Bug 69515

Summary: [Qt] Parallel imagedecoders
Product: WebKit Reporter: Zoltan Horvath <zoltan>
Component: ImagesAssignee: Nobody <webkit-unassigned>
Status: RESOLVED INVALID    
Severity: Normal CC: hausmann, kbalazs, kevin.simons, kling, loki, skyul
Priority: P2    
Version: 528+ (Nightly build)   
Hardware: All   
OS: Linux   
Bug Depends on: 71555    
Bug Blocks:    
Attachments:
Description Flags
approach #1 none

Description Zoltan Horvath 2011-10-06 04:09:18 PDT
Created attachment 109942 [details]
approach #1

Hey!

I made some investigations on how we can do imagedecoding on dedicated thread. I tried to use WebCore imagedecoders instead of current QImageDecoder implementation, because apparently it is the only way to a generic solution. 

I upload the patch for discussion and not for review, so please don't comment style issues and other violations. :)

About my current implementation:

* 1st I had to change to WebCore's imagedecoders, it was simple. QtWebKit is working well with WebCore's imagedecoders since both approach are using the same system libraries on my system.
* 2nd I had to change QPixmaps to QImages since unfortunately, QPixmap doesn't tolerate manipulating images from thread. (Unfortunately, this brings some performance loss, see below.)
* 3rd I added a dedicated worker thread with a queue for image decoding.
 * We're doing the imagedecoding in the mainthread until we have determined the size (w,h) of the image then we choose to work either in the mainthread or in the workerthread.
 * I tried to avoid copying the raw image data to the thread, but in this case I had to use locks (I didn't remove ReadWrite lock implementation from this patch, but it isn't used currently.) and it didn't show satisfying performance results. (e.g. mainthread had to wait for imgdecoding completion at a point)
 * In this patch I'm copying the raw data to the thread (memory consumption :( ), so I can avoid locks, which leads to performance gain in some cases.
 * We can render images (what has been decoded by worker thread) only when the whole image is decoded, so WK with this patch won't show the part of the image until decoding is fully finished. (This is a limitation of decoderlibs e.g. JPEG, we can't access decoded data during decoding.)

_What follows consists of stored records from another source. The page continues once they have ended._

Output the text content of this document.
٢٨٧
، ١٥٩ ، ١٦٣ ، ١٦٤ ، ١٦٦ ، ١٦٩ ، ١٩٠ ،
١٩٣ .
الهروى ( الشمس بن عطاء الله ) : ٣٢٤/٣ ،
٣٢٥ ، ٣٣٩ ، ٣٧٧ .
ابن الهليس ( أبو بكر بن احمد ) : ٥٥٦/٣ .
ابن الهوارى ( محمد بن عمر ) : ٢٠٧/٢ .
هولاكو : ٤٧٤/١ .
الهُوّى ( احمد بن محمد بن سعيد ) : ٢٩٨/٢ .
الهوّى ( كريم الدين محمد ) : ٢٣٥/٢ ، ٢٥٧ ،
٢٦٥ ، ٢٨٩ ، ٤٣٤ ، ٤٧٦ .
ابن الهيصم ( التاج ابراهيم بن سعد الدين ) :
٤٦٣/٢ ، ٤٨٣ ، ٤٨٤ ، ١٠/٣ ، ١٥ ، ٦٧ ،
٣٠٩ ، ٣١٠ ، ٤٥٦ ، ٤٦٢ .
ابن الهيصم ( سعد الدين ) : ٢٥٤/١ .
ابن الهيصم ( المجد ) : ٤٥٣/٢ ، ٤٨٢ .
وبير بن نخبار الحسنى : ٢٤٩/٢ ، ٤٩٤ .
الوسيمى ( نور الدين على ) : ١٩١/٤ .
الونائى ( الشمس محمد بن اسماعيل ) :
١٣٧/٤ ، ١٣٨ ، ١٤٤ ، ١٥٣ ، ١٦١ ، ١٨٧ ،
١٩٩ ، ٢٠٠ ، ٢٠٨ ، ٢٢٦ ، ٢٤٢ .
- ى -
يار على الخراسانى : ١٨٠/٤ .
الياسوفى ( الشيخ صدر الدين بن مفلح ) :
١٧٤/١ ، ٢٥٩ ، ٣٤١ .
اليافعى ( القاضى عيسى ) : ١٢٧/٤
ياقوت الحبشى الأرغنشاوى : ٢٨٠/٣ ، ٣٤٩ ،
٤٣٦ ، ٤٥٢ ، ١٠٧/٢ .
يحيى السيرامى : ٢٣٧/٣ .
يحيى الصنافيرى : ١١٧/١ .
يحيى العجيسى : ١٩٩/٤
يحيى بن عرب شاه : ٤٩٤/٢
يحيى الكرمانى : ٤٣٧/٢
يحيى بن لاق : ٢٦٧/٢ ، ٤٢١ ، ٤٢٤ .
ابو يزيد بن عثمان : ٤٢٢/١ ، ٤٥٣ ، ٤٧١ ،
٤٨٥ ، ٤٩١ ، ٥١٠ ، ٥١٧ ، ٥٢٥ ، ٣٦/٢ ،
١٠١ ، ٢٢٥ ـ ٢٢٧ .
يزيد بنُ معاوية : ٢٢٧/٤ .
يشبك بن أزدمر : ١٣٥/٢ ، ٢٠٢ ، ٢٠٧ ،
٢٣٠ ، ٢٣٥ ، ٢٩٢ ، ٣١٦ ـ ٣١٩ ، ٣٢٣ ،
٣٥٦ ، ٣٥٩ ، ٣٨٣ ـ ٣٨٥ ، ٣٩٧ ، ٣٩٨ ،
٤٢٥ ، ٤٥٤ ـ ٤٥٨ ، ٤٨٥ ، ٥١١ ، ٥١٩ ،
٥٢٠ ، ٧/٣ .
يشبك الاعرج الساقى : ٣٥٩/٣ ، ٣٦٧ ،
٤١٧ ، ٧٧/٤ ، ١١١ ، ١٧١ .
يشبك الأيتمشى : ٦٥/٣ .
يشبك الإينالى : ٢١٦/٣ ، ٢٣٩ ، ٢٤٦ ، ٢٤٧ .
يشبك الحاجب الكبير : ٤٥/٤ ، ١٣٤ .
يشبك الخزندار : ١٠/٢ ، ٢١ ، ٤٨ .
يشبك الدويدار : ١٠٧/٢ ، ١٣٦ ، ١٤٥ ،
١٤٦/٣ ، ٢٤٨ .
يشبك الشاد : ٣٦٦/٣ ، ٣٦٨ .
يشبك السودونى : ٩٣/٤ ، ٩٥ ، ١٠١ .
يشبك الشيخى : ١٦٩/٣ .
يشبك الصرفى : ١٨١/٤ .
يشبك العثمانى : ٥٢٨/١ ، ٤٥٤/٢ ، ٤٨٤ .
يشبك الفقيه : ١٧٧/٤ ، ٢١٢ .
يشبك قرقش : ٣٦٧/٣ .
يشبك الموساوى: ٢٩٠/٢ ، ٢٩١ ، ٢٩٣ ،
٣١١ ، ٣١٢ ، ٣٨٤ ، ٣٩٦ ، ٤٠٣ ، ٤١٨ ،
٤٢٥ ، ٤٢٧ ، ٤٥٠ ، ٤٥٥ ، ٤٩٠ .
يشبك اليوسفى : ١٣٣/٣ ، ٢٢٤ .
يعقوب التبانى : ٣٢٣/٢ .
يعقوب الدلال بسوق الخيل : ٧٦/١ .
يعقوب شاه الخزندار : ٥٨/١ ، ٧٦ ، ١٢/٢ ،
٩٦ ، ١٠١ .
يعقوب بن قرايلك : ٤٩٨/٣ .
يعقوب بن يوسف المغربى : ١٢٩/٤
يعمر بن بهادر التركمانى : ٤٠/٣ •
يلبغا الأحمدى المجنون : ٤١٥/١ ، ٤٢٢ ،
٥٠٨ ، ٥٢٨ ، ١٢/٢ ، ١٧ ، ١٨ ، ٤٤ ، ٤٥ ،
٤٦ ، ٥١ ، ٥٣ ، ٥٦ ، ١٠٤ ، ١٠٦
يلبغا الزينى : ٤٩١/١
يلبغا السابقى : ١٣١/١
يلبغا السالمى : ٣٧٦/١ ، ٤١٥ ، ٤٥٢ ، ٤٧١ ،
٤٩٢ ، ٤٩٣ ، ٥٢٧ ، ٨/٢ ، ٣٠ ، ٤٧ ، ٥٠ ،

* Note: the patch doesn't work for cases that trigger decoding from main thread in case of big images (width||height > 2000px) e.g. drag and drop image with mouse
* Note: I chose 2000px for size limit, because I didn't measure performance gain for usual size (500px-100px) images.
* Note: I commented out GIF imagedecoding for the present.
* Note: WebCore.pri contains paths to my local png1.5.4 library because I had problems with png1.2 in threaded case.

Some numbers:

* Test case (goal to measure performance gain): 3 big (decoding on workerthread) and 3 small image (decoding on mainthread)
 * http://zoltan.sed.hu/WebKit/methanol_imgdecoder/sample/images.htm
 * Reference: avg 2770 ms +/-0.3% 
 * ThreadedImageDecoding: avg 1432 ms +/-4.4%
 * The results looks pretty cool!

* Test case (goal to measure overhead of the patch): simple Methanol run with 24 locally mirrored popular sites from Alexa top 100 (server: apache)
 * http://zoltan.sed.hu/WebKit/methanol_imgdecoder/fire.html?iter=1
 * Reference: avg 9180ms +/-3.3% 
 * Threaded: avg 12465ms +/-7.5%
 * In this case threaded version didn't run since Methanol doesn't contain big enough images.
 * The results looks woeful.
  * QPixmap -> QImage change
  * Conversions 
  * Data copying
  * Other?

I just want to talk about my approach... What could we do to decrease the overhead of the patch? Does it make sense to use QImage? etc...
Comment 1 Balazs Kelemen 2011-10-10 08:35:49 PDT
Some thoughts and questions after a brief overview:
  - It is a serious limitation that we can only paint the image when it has been fully downloaded. We should discuss whether it is acceptable in a user experience point of view.
  - This approach needs to be generalized across ports. I guess every port has a thread-safe image format so it should be possible.
  - Do you think Qt5 has a way to make using QImage not so slow?
  - Do you think it would be possible to still use QPixmap for smaller images that are decoded on the main thread and QImage for the big ones?
Comment 2 Zoltan Horvath 2011-10-11 01:03:57 PDT
I measured the overhead of the patch with starting the testbrowser with "-graphicssystem raster" parameter, in this way the overhead is decreased to a negligible level, so the considerable overhead is coming from the QPixmap -> QImage modification.
Comment 3 Zoltan Horvath 2011-10-11 01:09:37 PDT
(In reply to comment #1)
>   - Do you think it would be possible to still use QPixmap for smaller images that are decoded on the main thread and QImage for the big ones?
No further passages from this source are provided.